In our Bible Dictionary entry on Psalms, we get some clarification:
“Seventy-three of the psalms are ascribed to David, and so it was natural that the whole collection should be referred to as his, and that this convenient way of speaking should give rise in time to the popular belief that ‘the sweet psalmist of Israel’ himself wrote all the so-called Psalms of David. Sacred psalmody is ascribed to him in general terms in 2 and 2 Chr., the accompanying instruments also being called instruments of David,’ as in Neh. 23: 35 and Amos 6:5. In some cases in which a psalm is ascribed to David in the Hebrew, it is certain that he could not have written it, and it has been concluded that the Hebrew titles are sometimes inaccurate.”
In the entry on David, it further states:
“A large number of the Psalms ascribed to David were certainly not written by him, but the following seem directly connected with the history of his life…There are others that are possibly of Davidic origin.”
It is possible to stay within correlated sources and arrive at a more nuanced view, and one more in line with scholarly consensus, than a simple belief that David wrote most of the Psalms, or even that David wrote the psalms attributed to him.
Sadly, this more nuanced view is often not transmitted to class. The teacher’s manual has the same introductory statement as that included in the student manual, and I suspect that in more classes than not, the teacher will take that statement at face value and use the first interpretation offered above.
This example of David and the psalms (it could just as easily have been Moses and the Pentateuch) shows the delicate balance the Church has been maintaining in cultivating a simple, straightforward, literal belief in scripture while recognizing the strong conclusions of scholarly consensus.
The latest topic page on the Book of Abraham follows this pattern. It both supports the long cultured belief in our traditional story while opening room for less literal, but equally spiritually powerful understandings. For example:
“Alternatively, Joseph’s study of the papyri may have led to a revelation about key events and teachings in the life of Abraham, much as he had earlier received a revelation about the life of Moses while studying the Bible.
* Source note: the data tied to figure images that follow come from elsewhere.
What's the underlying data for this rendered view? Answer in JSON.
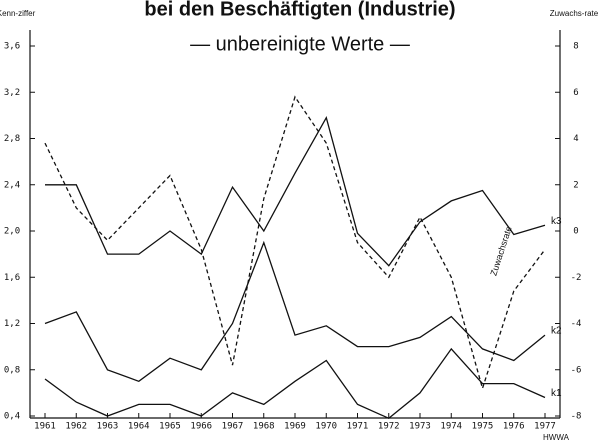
{
  "chart_data": {
    "type": "line",
    "title": "bei den Beschäftigten (Industrie)",
    "subtitle": "— unbereinigte Werte —",
    "y_label": "Kenn-ziffer",
    "y2_label": "Zuwachs-rate",
    "source": "HWWA",
    "categories": [
      "1961",
      "1962",
      "1963",
      "1964",
      "1965",
      "1966",
      "1967",
      "1968",
      "1969",
      "1970",
      "1971",
      "1972",
      "1973",
      "1974",
      "1975",
      "1976",
      "1977"
    ],
    "ylim": [
      0.4,
      3.6
    ],
    "yticks": [
      {
        "value": 0.4,
        "label": "0,4"
      },
      {
        "value": 0.8,
        "label": "0,8"
      },
      {
        "value": 1.2,
        "label": "1,2"
      },
      {
        "value": 1.6,
        "label": "1,6"
      },
      {
        "value": 2.0,
        "label": "2,0"
      },
      {
        "value": 2.4,
        "label": "2,4"
      },
      {
        "value": 2.8,
        "label": "2,8"
      },
      {
        "value": 3.2,
        "label": "3,2"
      },
      {
        "value": 3.6,
        "label": "3,6"
      }
    ],
    "y2lim": [
      -8,
      8
    ],
    "y2ticks": [
      -8,
      -6,
      -4,
      -2,
      0,
      2,
      4,
      6,
      8
    ],
    "series": [
      {
        "name": "k3",
        "color": "#111",
        "dashed": false,
        "values": [
          2.4,
          2.4,
          1.8,
          1.8,
          2.0,
          1.8,
          2.38,
          2.0,
          2.5,
          2.98,
          1.98,
          1.7,
          2.08,
          2.26,
          2.35,
          1.97,
          2.05
        ]
      },
      {
        "name": "k2",
        "color": "#111",
        "dashed": false,
        "values": [
          1.2,
          1.3,
          0.8,
          0.7,
          0.9,
          0.8,
          1.2,
          1.9,
          1.1,
          1.18,
          1.0,
          1.0,
          1.08,
          1.26,
          0.98,
          0.88,
          1.1
        ]
      },
      {
        "name": "k1",
        "color": "#111",
        "dashed": false,
        "values": [
          0.72,
          0.52,
          0.4,
          0.5,
          0.5,
          0.4,
          0.6,
          0.5,
          0.7,
          0.88,
          0.5,
          0.38,
          0.6,
          0.98,
          0.68,
          0.68,
          0.56
        ]
      },
      {
        "name": "Zuwachsrate",
        "color": "#111",
        "dashed": true,
        "axis": "y2",
        "values": [
          3.8,
          1.0,
          -0.4,
          1.0,
          2.4,
          -0.8,
          -5.8,
          1.4,
          5.8,
          3.8,
          -0.5,
          -2.0,
          0.6,
          -2.0,
          -6.8,
          -2.6,
          -0.8
        ]
      }
    ]
  }
}
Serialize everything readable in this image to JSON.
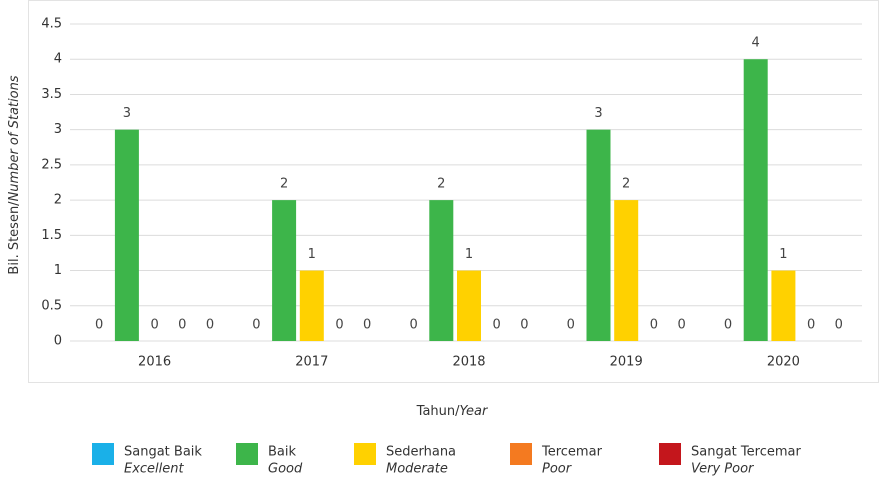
{
  "chart_data": {
    "type": "bar",
    "categories": [
      "2016",
      "2017",
      "2018",
      "2019",
      "2020"
    ],
    "series": [
      {
        "name": "Sangat Baik",
        "name_en": "Excellent",
        "color": "#1ab0e8",
        "values": [
          0,
          0,
          0,
          0,
          0
        ]
      },
      {
        "name": "Baik",
        "name_en": "Good",
        "color": "#3db54a",
        "values": [
          3,
          2,
          2,
          3,
          4
        ]
      },
      {
        "name": "Sederhana",
        "name_en": "Moderate",
        "color": "#ffd100",
        "values": [
          0,
          1,
          1,
          2,
          1
        ]
      },
      {
        "name": "Tercemar",
        "name_en": "Poor",
        "color": "#f47a20",
        "values": [
          0,
          0,
          0,
          0,
          0
        ]
      },
      {
        "name": "Sangat Tercemar",
        "name_en": "Very Poor",
        "color": "#c4161c",
        "values": [
          0,
          0,
          0,
          0,
          0
        ]
      }
    ],
    "ylabel": "Bil. Stesen/",
    "ylabel_en": "Number of Stations",
    "xlabel": "Tahun/",
    "xlabel_en": "Year",
    "ylim": [
      0,
      4.5
    ],
    "yticks": [
      0,
      0.5,
      1,
      1.5,
      2,
      2.5,
      3,
      3.5,
      4,
      4.5
    ],
    "grid": true
  }
}
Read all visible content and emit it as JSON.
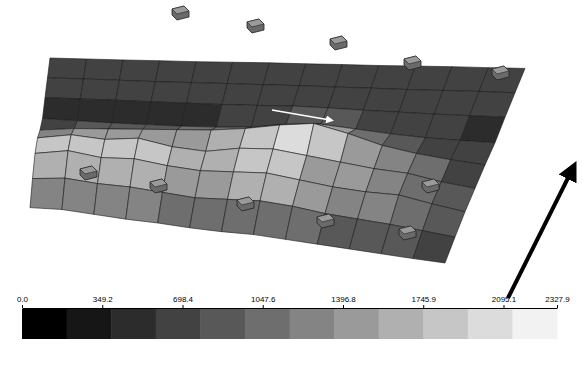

This view assumes a broader definition of the words translator and translation. According to this view, Joseph’s translation was not a literal rendering of the papyri as a conventional translation would be. Rather, the physical artifacts provided an occasion for meditation, reflection, and revelation. They catalyzed a process whereby God gave to Joseph Smith a revelation about the life of Abraham, even if that revelation did not directly correlate to the characters on the papyri.”
I’d like to think that we as a people can be faithful enough to retain our faith as our understanding of scripture becomes more sophisticated. Our spirituality and belief need not fear the truth.